El predominio del lenguaje de los derechos puede tener resultados contradictorios en nuestra manera de entender las instituciones. Si prevalece una mirada (ius)naturalista, todo lo jurídico será emanación lógica de una supuesta naturaleza humana. Todo será universal, nada contingente, y no valdrá la pena preguntarse de dónde salió, como hace impertinentemente Samuel Moyn (2012) al reconstruir la historia reciente de los derechos humanos. La tendencia a esencializar a las figuras jurídicas o de creer que salen de la nada podrá verse reforzada.
En cambio, si se toma en serio la historicidad de las instituciones urbanísticas, esa misma actitud cosmopolita permitirá observar a los trasplantes como algo normal; es más, como parte de las trayectorias que siguen las ideas en el mundo de hoy, redefiniéndose y cambiando su sentido en cada punto de llegada. Queda abierta la pregunta sobre la persistencia de la ansiedad frente a la “imitación extralógica”, que aquí formulo como una pregunta empírica, desde luego, y no como un asunto de carácter moral.

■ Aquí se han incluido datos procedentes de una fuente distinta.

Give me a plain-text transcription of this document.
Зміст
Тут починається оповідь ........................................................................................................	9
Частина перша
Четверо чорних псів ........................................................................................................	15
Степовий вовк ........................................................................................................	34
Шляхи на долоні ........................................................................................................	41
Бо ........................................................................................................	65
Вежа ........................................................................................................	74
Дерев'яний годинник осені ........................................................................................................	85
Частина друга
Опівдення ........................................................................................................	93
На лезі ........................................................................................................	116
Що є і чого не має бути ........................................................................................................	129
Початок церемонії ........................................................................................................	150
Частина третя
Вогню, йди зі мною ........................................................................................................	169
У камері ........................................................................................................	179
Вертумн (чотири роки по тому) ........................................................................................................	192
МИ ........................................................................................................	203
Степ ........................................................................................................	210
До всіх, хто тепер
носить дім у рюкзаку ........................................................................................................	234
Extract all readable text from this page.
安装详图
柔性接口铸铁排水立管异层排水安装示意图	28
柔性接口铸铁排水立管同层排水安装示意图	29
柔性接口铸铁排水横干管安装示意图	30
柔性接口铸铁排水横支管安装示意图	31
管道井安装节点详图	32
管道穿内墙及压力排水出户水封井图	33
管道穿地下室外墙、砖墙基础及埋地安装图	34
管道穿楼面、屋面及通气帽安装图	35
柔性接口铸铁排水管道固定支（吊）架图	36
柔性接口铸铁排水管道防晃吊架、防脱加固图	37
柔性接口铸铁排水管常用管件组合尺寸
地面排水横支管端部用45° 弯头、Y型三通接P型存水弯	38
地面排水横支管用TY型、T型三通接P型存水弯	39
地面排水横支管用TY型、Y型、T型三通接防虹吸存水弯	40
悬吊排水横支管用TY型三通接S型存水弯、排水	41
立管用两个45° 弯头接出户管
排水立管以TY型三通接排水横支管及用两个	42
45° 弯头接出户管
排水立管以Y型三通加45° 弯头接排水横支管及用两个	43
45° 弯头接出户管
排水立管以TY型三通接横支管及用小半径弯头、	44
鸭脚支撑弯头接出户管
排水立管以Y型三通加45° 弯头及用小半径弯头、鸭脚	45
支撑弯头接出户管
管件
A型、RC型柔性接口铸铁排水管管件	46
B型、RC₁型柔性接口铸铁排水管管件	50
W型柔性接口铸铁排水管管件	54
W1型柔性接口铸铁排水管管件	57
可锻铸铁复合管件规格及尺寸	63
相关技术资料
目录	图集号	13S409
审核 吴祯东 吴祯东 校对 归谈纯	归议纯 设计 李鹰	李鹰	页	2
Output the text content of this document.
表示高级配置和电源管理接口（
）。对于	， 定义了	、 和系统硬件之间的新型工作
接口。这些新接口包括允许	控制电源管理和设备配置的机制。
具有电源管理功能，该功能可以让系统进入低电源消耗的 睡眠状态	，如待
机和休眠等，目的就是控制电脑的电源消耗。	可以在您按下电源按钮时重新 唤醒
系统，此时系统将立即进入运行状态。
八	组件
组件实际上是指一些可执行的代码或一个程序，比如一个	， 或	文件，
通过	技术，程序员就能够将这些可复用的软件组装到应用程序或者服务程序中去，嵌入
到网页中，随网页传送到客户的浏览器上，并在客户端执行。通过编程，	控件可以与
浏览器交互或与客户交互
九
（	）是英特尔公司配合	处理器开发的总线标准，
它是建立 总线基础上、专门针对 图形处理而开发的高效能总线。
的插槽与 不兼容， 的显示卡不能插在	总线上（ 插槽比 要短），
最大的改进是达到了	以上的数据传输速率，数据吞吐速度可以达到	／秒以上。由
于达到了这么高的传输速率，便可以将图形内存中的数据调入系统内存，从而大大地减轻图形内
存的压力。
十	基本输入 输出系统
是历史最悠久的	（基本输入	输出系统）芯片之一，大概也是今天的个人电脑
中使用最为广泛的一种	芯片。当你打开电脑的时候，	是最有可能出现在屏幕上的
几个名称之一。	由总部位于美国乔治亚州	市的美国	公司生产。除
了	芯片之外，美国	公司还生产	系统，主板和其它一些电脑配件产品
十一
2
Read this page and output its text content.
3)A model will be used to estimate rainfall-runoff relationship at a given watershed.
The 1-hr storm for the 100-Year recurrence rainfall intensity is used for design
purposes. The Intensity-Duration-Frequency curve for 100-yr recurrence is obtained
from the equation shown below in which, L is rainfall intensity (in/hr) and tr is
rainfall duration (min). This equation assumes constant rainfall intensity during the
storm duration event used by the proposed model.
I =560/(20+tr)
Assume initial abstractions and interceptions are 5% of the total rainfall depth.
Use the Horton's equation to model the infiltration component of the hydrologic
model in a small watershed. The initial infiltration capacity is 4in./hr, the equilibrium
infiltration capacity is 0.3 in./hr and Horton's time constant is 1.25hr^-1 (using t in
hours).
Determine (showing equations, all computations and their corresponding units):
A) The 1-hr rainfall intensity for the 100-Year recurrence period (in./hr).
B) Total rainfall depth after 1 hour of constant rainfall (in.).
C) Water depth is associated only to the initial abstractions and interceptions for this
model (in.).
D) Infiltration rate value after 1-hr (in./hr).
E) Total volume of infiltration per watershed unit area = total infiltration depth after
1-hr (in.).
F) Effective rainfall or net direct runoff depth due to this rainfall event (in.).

¿Por qué la insistencia en Nueva York? Es verdad que no sólo no ha sido la única fuente de inspiración de nuestro urbanismo, sino que a veces lo que de ahí hemos importado venía de otra parte (como la T-shirt que se compra en el Uniqlo de la Quinta Avenida, o las ideas de Henry George). Pero no se trata de atribuir a esa ciudad la capacidad de inventar el mundo, sino sólo de tomarla como un punto de partida para explorar las trayectorias que están detrás de aquello que nos rige. Es algo tan simple como ponerle geografía al estudio del origen de las instituciones y de las ideas urbanísticas (Peck y Theodore, 2010). Esto sería irrelevante sólo si restáramos importancia a la tarea de explicar la génesis de las instituciones, o si pensáramos que en esa génesis no hay trayectorias, sino, tal vez, solamente revelaciones.